Here is the latest in a series of examinations into urban legends related to architecture and whether they are true or false. Click here to view an archive of the architecture urban legends featured so far.

ARCHITECTURE URBAN LEGEND: After being destroyed, a local retired railway worker restored the famous platform clock at St Pancras Station as a piece of his barn.

St. Pancras Station was a railway station built in London in 1868 as the southern terminus of the Midland Railway’s Midland Main Line.

The years were not kind to the station, though, and it had to fight off calls for demolishing the station entirely throughout the 1960s.

By the time the 1970s came along, the station was “safe,” but was still in a state of disrepair. To make some money, British Rail decided to sell the platform clock in the station to a collector from the United States for 250,000 pounds. Sadly, while dismantling it, the clock accidentally fell to the ground and was smashed into many pieces.

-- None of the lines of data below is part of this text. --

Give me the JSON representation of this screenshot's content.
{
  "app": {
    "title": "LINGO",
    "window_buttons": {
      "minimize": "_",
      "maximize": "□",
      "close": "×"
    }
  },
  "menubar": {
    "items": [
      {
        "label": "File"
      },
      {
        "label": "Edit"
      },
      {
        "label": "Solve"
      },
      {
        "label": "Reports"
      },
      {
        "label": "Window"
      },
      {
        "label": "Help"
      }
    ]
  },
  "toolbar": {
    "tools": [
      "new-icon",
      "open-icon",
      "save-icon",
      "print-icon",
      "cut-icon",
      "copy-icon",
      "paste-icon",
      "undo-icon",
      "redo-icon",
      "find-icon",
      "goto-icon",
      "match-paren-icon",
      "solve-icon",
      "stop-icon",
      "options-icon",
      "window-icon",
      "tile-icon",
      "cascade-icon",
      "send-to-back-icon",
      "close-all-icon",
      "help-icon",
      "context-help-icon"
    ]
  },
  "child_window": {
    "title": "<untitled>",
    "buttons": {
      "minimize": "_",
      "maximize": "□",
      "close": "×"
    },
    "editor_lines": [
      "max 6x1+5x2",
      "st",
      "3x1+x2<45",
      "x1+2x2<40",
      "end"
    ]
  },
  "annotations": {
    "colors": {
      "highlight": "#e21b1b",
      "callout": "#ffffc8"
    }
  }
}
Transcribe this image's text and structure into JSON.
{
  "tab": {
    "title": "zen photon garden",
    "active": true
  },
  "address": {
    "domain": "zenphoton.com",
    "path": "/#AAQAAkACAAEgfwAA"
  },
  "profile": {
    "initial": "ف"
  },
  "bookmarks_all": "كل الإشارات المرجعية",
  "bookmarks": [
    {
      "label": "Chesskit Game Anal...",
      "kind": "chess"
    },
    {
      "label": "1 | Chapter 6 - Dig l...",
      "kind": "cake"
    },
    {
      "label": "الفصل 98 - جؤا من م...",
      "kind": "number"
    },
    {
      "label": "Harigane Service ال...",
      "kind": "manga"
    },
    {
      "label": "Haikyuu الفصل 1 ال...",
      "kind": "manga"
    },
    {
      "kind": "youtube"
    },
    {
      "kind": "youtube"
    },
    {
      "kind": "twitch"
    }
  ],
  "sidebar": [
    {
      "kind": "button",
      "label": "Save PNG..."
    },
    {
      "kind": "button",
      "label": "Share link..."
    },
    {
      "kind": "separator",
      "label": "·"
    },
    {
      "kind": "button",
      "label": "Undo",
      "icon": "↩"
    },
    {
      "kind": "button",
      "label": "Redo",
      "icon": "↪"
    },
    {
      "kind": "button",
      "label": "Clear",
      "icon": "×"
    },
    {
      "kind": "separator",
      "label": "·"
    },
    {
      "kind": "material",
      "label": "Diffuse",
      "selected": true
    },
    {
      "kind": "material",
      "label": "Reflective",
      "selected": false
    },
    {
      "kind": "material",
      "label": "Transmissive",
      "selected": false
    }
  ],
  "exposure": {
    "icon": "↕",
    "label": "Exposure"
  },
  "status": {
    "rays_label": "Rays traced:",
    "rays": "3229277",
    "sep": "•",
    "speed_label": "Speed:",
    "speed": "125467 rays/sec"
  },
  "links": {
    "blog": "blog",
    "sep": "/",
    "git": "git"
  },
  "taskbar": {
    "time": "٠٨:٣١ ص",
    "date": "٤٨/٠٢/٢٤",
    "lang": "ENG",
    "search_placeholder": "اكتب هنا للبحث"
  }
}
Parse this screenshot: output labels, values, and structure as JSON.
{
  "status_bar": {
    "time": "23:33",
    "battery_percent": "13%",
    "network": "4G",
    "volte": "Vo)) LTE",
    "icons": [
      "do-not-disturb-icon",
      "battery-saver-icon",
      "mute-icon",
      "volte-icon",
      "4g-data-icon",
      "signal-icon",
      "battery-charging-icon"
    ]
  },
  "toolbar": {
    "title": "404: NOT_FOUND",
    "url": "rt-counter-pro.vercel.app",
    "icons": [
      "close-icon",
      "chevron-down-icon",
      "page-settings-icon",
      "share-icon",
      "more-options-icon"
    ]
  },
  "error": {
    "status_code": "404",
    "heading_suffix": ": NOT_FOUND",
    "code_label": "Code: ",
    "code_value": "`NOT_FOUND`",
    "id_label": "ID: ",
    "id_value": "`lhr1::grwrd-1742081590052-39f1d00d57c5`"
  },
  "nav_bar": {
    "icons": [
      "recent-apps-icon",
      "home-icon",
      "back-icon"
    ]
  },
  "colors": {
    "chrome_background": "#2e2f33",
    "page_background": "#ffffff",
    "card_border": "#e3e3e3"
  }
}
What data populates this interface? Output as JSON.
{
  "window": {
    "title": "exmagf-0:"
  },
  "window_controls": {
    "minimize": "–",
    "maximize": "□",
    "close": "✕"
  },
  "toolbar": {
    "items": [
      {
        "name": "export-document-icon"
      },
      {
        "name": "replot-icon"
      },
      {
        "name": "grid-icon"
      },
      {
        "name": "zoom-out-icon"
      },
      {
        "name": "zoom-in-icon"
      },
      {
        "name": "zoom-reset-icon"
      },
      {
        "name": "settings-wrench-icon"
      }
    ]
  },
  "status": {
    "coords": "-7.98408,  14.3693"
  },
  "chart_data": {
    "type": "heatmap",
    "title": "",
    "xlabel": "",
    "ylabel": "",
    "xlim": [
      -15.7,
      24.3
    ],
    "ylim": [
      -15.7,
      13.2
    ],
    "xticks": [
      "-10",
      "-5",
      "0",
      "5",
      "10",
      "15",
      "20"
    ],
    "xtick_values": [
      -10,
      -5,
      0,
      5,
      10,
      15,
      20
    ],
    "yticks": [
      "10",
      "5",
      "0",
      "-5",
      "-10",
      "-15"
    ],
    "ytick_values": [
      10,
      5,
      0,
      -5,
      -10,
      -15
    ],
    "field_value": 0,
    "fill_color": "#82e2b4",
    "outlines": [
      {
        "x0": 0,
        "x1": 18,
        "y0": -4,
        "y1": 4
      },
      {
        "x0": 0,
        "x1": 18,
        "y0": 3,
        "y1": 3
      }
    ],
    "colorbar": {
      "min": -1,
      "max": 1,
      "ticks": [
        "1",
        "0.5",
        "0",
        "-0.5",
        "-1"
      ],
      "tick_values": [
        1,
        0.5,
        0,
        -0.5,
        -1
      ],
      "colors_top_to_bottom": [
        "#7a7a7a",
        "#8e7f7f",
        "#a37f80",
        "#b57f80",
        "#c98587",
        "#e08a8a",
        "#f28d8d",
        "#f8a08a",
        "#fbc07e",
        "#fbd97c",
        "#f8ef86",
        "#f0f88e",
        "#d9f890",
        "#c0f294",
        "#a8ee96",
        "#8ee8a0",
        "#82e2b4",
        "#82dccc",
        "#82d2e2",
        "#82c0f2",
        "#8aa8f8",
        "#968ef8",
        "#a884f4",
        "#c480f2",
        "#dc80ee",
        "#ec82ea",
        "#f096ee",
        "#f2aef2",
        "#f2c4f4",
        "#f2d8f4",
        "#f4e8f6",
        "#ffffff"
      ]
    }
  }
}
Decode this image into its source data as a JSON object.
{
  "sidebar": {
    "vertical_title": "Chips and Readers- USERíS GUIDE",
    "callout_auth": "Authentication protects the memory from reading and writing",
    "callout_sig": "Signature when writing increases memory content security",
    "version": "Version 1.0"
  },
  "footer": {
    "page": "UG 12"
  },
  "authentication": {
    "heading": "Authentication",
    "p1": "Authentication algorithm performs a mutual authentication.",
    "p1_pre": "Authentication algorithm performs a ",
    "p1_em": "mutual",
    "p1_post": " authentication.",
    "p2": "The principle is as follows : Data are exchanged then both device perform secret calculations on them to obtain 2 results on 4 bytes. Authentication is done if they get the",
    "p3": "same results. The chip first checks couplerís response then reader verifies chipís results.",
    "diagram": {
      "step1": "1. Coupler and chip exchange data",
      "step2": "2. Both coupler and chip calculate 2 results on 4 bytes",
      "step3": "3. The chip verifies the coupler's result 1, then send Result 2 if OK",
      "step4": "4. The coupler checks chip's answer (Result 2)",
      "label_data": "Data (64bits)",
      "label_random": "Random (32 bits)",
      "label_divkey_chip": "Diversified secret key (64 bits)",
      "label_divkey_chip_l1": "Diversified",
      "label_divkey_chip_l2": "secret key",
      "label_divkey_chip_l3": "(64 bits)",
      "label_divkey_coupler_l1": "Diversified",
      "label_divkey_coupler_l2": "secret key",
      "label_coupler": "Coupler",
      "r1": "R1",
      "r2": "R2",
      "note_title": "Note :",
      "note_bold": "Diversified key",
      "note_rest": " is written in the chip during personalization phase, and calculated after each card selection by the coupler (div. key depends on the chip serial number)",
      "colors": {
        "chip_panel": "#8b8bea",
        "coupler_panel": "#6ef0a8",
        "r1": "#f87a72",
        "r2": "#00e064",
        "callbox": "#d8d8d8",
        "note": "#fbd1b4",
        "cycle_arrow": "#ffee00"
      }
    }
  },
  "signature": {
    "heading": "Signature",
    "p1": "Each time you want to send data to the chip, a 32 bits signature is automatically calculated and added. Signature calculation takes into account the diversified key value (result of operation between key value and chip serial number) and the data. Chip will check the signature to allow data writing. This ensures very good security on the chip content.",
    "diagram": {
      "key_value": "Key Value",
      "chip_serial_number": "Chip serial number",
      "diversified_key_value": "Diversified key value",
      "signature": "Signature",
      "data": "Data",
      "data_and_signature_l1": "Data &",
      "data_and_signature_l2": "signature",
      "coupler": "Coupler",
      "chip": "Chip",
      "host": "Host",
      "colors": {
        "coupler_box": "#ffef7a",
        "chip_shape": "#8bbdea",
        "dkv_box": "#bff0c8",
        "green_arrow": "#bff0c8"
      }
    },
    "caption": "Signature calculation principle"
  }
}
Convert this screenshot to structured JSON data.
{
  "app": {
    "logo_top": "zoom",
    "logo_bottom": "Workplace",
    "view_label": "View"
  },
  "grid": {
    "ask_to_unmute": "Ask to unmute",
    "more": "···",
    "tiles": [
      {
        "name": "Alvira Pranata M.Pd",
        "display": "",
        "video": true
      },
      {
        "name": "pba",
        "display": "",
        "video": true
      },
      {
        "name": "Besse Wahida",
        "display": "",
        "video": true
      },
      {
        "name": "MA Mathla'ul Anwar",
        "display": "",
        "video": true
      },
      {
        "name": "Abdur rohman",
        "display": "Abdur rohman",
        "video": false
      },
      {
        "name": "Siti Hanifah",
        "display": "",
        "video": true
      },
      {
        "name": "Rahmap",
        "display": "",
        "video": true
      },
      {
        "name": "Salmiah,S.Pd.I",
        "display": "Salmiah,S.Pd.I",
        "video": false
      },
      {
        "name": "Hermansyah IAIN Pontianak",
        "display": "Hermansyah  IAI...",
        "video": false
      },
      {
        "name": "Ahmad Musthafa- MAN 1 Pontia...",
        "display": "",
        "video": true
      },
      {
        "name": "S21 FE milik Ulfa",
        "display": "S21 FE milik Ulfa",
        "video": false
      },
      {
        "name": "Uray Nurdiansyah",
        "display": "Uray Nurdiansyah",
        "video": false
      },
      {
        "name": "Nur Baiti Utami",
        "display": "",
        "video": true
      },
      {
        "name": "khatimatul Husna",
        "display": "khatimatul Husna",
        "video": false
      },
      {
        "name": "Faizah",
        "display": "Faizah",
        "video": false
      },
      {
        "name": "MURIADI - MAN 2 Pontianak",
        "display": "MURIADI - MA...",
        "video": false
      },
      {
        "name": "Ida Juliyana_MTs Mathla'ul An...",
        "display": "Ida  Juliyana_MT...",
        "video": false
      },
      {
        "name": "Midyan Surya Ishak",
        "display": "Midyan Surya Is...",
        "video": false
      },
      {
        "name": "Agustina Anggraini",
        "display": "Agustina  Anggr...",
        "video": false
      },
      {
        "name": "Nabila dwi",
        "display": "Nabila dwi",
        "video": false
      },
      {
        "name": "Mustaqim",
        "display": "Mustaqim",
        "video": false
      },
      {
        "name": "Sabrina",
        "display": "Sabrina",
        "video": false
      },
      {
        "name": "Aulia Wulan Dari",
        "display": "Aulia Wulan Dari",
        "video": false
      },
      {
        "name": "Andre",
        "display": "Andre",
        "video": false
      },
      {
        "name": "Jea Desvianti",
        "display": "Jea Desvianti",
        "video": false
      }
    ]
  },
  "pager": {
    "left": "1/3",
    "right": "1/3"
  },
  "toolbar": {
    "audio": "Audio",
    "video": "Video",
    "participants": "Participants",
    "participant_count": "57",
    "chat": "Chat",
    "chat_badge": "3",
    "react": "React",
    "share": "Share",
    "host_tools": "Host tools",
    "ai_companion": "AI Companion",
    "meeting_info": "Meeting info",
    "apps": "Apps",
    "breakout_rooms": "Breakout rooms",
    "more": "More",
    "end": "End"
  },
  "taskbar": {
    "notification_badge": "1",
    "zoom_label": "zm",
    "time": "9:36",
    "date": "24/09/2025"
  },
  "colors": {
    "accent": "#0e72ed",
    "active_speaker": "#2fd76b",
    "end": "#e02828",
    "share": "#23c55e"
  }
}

This is where the story gets really weird.

A railway worker who was there at the time, Roland Hoggard, collected the smashed pieces and took them back on a train to his home in Nottingham. He then spent the next year and a half putting the clock back together! He eventually installed it on to his barn! Here is Hoggard with the clock…

That, in and of itself, is pretty damn cool. However, as the World Architecture News reported at the time (2007 – they were the ones who got the photo of Hoggard), this was even more important than just a cool story about a guy installing a famous clock in his barn (the clock was made by the same people who made Big Ben’s clock!!). You see, when St. Pancras was being renovated, they wanted to re-build the platform clock, but they didn’t have any schematics for it. So luckily, they just went to Hoggard’s house and copied the original clock (specifically the design AROUND the dial, where there was an ornate pattern).

Here is the new platform clock…

Pretty awesome, right?

The legend is…

STATUS: True

Thanks to the World Architecture News for the information!

Feel free (heck, I implore you!) to write in with your suggestions for future installments! My e-mail address is bcronin@legendsrevealed.com.

2 Responses to “Did a Retired Railway Worker Restore a Famous Destroyed Train Station Clock in His Barn?”

  1. ParanoidObsessive on September 6th, 2015 at 8:49 pm

    I’m assuming that, if someone paid 250,000 pounds for it, but then it was broken and the railway worker took it home, the original buyer was refunded his money.

  2. Presumably. I imagine he got a refund as soon as the thing broke.